Review: ROCK THE KASBAH

By Liz Lopez

Rating: B-

Bill Murray stars as Richie Lanz, is an aging rock manager in Rock the Kasbah, based on the script by Mitch Glazer and directed by Barry Levinson. In the first few minutes of the film, when Lanz is busy half- listening to someone audition for him in a not very glamorous motel, it is so obvious he is about to fill the girl’s head of falsehoods and drain the pocketbook at the same time. In the meantime, his assistant and “tired of waiting for her break” client Ronnie (Zooey Deschanel) is observing and ready to leave the business. That is until Lanz finds out money can be made with Ronnie as an entertainer for the troops in Afghanistan. Once again, Ronnie’s hunch that this trip won’t be all Lanz declares it will be, is spot on and the results are her reality. This time when she leaves, she drains Lanz of his resources and his adventures with a cast of characters in Kabul kicks into full gear. The film is worth viewing, but despite all the great cast in the film and the good music, the story lacks the punch I had anticipated. I recommend viewing it during a matinee.  

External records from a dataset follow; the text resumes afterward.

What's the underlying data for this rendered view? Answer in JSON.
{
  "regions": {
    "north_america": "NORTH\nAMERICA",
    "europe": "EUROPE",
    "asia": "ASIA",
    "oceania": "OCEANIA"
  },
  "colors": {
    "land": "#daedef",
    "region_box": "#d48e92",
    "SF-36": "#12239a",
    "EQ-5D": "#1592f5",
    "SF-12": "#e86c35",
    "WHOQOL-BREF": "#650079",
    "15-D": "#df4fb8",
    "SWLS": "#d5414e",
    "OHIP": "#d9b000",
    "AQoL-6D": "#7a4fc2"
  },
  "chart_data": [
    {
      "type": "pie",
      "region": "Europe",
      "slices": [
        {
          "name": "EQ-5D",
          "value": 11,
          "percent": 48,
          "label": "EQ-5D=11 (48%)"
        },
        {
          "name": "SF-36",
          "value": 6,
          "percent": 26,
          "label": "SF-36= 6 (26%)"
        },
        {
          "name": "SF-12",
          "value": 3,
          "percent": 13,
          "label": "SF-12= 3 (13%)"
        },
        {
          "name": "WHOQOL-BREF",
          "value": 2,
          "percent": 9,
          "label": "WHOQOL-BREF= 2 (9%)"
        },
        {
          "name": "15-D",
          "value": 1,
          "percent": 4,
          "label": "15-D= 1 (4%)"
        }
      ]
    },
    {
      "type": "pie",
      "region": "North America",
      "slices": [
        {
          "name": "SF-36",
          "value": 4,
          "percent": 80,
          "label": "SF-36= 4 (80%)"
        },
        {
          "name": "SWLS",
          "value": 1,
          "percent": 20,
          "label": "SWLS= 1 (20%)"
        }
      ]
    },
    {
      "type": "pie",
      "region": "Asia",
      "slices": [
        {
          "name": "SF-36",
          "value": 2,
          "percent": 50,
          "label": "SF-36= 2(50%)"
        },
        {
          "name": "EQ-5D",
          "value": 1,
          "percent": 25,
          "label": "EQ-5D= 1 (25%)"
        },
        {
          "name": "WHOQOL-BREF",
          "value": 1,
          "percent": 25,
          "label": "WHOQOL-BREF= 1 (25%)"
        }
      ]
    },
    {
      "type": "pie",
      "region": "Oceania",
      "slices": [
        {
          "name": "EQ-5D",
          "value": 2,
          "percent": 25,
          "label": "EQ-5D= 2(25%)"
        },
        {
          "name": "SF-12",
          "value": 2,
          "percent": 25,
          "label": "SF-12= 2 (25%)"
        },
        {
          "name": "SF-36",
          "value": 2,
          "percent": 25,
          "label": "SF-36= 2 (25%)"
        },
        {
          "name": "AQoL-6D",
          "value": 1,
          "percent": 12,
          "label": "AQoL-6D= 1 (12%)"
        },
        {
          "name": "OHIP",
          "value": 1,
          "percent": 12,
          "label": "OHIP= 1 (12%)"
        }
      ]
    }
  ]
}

The mercenary, Bombay Brian (Bruce Willis) is menacing in one scene, but he somehow ends up letting Richie off the hook earlier than I had expected. The American arms dealers Jake (Scott Caan) and Nick (Danny McBride) are crazy enough in their own right, but they somehow disappear after they convince Ritchie of a sure fire way to help them and make some dollars to get home. The American entrepreneur who sells her wares to anyone who has the funds, Merci (Kate Hudson), has her own interests in mind, but decides she has a soft spot for the former music mogul who is having a tough time away from home.  Richie unexpectedly hears a local Pashtun girl (Leem Lubany) singing and his bright idea is to have her on the TV show Afghan Star. That is, if she can make it there alive, because in her culture, a woman singing can also seek a death sentence.

Rock the Kasbah opens in theaters on October 23rd by way of Open Road.